Process-Based Statistical Modeling for Ball Mill Machine to Improve Performance of Nylon Ultracapacitor

Abstract

The generation of electrical energy from renewable energy sources is rapidly increasing across the world due to its many advantages. Renewable energy source is also known as clean energy source. The energy storage devices are playing an important role in both renewable generation and distribution of power. The energy storing devices also helps to improve stability of electrical power grid. The electrode, electrolyte and separators are the main components of ultracapacitors. The performance of ultracapacitors mainly depends on the properties of electrode material, the type of separator used, properties of electrolyte used and its concentration level. Nylon as a separator material for ultracapacitors is investigated.

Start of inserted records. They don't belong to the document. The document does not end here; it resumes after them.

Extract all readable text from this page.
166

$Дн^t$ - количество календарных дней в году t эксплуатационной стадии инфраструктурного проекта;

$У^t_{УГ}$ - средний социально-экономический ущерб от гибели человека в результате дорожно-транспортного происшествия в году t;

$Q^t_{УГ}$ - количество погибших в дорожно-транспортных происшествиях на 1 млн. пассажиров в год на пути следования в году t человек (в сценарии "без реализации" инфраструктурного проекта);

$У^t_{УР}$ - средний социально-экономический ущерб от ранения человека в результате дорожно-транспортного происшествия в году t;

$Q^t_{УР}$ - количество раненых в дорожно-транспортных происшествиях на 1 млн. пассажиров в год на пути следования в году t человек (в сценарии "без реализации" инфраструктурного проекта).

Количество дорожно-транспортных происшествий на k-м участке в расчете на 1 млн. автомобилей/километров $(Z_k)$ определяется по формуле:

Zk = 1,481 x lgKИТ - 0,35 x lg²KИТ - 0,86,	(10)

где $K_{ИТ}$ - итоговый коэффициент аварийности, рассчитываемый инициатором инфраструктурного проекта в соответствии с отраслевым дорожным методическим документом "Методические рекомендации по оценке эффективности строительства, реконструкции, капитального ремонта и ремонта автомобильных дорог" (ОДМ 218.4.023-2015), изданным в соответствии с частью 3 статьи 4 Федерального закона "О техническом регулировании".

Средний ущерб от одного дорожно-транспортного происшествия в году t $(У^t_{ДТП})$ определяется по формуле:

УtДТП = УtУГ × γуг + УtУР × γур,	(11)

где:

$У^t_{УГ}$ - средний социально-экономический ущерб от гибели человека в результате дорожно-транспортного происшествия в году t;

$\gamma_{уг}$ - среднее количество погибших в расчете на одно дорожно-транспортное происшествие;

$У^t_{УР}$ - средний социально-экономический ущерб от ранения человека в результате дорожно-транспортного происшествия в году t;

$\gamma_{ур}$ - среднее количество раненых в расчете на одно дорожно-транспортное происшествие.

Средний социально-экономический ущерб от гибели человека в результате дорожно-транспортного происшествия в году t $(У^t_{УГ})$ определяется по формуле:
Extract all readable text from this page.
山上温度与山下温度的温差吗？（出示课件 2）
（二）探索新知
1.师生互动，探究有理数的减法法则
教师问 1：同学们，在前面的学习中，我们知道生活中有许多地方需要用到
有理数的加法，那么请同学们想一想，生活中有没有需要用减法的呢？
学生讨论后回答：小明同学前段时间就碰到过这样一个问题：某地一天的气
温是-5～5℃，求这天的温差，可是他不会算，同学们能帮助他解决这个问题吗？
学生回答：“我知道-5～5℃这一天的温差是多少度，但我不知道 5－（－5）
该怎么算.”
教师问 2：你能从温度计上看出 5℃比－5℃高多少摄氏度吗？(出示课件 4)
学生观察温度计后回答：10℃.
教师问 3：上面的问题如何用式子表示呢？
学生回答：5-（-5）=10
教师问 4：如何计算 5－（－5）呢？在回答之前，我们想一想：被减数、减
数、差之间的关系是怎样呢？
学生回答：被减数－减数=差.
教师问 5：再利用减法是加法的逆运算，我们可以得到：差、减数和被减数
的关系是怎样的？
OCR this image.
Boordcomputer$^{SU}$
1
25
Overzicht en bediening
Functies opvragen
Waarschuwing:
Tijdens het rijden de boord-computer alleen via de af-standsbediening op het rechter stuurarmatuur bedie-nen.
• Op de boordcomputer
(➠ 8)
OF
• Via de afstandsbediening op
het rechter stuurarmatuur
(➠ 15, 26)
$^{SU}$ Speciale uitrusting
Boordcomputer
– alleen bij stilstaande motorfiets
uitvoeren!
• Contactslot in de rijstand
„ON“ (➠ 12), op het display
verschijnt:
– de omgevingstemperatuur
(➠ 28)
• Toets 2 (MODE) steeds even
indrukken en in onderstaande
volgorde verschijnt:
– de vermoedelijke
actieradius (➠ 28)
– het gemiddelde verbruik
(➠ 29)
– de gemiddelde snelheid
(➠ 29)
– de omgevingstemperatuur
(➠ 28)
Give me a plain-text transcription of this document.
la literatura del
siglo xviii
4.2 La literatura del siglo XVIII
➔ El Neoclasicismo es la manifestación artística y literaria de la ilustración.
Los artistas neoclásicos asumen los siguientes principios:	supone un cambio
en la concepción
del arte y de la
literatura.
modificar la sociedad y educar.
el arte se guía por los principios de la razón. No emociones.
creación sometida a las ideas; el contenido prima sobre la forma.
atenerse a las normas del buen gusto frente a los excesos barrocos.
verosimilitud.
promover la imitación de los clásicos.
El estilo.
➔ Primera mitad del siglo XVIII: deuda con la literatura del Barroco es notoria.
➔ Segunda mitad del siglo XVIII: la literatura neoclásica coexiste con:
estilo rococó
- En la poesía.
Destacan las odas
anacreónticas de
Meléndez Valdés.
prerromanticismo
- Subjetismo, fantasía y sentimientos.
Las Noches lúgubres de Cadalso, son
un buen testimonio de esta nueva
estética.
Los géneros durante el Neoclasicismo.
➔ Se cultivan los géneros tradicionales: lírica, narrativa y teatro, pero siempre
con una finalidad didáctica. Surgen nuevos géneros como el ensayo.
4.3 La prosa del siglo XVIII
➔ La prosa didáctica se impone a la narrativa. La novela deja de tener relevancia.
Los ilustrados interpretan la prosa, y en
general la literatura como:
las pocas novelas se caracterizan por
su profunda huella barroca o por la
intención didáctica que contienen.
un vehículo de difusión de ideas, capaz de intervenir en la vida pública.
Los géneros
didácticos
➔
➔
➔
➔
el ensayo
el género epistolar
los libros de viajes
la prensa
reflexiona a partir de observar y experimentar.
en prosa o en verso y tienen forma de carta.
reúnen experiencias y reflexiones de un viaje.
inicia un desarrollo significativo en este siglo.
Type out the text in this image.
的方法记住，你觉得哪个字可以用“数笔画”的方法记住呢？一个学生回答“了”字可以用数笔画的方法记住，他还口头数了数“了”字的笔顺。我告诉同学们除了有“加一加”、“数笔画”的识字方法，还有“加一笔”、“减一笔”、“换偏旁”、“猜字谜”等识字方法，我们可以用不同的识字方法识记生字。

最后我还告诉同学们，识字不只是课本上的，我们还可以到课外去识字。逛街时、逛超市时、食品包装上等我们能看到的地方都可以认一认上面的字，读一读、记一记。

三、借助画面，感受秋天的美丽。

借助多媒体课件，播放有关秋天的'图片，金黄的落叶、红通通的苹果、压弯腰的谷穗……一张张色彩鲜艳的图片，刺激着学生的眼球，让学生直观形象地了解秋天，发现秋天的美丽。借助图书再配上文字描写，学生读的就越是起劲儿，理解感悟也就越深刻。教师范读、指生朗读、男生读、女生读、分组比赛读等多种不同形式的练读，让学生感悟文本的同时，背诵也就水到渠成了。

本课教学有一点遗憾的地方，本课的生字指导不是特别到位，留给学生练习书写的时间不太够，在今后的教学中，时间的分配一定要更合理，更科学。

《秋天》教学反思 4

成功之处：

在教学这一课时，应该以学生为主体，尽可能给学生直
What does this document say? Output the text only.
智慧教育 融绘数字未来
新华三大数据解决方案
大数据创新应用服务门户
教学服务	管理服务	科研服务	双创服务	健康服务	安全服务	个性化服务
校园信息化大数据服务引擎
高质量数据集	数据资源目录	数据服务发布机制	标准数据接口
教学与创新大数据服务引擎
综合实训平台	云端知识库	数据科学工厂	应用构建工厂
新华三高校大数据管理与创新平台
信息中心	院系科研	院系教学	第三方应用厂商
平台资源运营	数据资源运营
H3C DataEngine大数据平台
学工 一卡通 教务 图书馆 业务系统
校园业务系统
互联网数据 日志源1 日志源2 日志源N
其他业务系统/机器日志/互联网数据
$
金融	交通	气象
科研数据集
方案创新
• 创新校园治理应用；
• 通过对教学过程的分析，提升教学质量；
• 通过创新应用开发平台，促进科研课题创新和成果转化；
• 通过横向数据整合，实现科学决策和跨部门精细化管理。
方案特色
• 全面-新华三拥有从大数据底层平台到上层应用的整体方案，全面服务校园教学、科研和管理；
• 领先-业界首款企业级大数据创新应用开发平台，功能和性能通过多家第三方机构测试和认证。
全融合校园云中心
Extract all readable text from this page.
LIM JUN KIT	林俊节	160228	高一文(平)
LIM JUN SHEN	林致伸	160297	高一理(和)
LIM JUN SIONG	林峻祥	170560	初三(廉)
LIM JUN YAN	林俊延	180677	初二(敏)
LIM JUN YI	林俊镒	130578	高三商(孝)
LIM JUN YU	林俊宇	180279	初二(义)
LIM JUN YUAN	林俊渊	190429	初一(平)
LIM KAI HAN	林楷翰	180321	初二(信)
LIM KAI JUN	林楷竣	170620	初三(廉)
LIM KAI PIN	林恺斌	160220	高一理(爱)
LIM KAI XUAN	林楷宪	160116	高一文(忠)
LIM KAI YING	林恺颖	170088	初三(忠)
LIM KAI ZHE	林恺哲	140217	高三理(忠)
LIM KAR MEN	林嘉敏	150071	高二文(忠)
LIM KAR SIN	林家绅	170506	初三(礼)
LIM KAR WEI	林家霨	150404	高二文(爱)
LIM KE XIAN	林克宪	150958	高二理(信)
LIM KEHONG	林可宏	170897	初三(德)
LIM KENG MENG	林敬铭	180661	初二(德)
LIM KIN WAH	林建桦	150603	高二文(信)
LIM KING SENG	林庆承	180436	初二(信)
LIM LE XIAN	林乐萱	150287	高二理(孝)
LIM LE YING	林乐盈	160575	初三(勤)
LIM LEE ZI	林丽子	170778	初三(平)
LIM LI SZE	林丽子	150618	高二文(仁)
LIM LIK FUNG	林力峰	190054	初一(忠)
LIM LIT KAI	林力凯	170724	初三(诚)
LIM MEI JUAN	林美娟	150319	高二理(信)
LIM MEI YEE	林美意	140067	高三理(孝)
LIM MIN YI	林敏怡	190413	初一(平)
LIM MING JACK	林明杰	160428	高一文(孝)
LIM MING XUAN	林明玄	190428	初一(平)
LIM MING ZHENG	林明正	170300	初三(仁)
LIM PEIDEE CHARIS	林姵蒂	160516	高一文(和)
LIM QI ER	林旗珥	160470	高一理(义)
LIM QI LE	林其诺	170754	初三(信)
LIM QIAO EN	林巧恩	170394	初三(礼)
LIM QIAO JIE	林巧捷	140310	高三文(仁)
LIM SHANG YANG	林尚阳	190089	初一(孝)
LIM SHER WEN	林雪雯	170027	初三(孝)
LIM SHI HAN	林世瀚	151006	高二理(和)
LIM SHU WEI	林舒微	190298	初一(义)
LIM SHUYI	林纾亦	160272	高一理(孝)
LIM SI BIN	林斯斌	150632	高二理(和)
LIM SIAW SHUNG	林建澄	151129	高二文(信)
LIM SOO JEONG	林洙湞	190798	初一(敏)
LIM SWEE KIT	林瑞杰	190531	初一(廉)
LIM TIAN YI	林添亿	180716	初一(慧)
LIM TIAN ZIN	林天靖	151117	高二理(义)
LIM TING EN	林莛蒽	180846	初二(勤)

Various parameters of nylon-based ultracapacitors are compared with conventional polyethylene-based ultracapacitors. Very less research work has been done on the processing of electrode material. Ball milling is the most commonly used material processing method in energy storage devices such as ultracapacitors, battery and fuel cells. The effect of ball milling parameters on the performance of ultracapacitors needs to be investigated. Most significant factors of ball milling parameters of electrode material for ultracapacitor are identified. Modeling of ball milling process on electrode material is done by using the statistical method- design of the experiment. The novel ball mill machine with some unique features is also presented. Pulse current density is taken as new output parameters which is more important than an internal resistance and specific capacitance. Most significant ball mill machine parameters are taken as input parameters and specific capacitance, internal resistance along with pulse current density are taken as output parameters for the modeling of nylon-based ultracapacitors.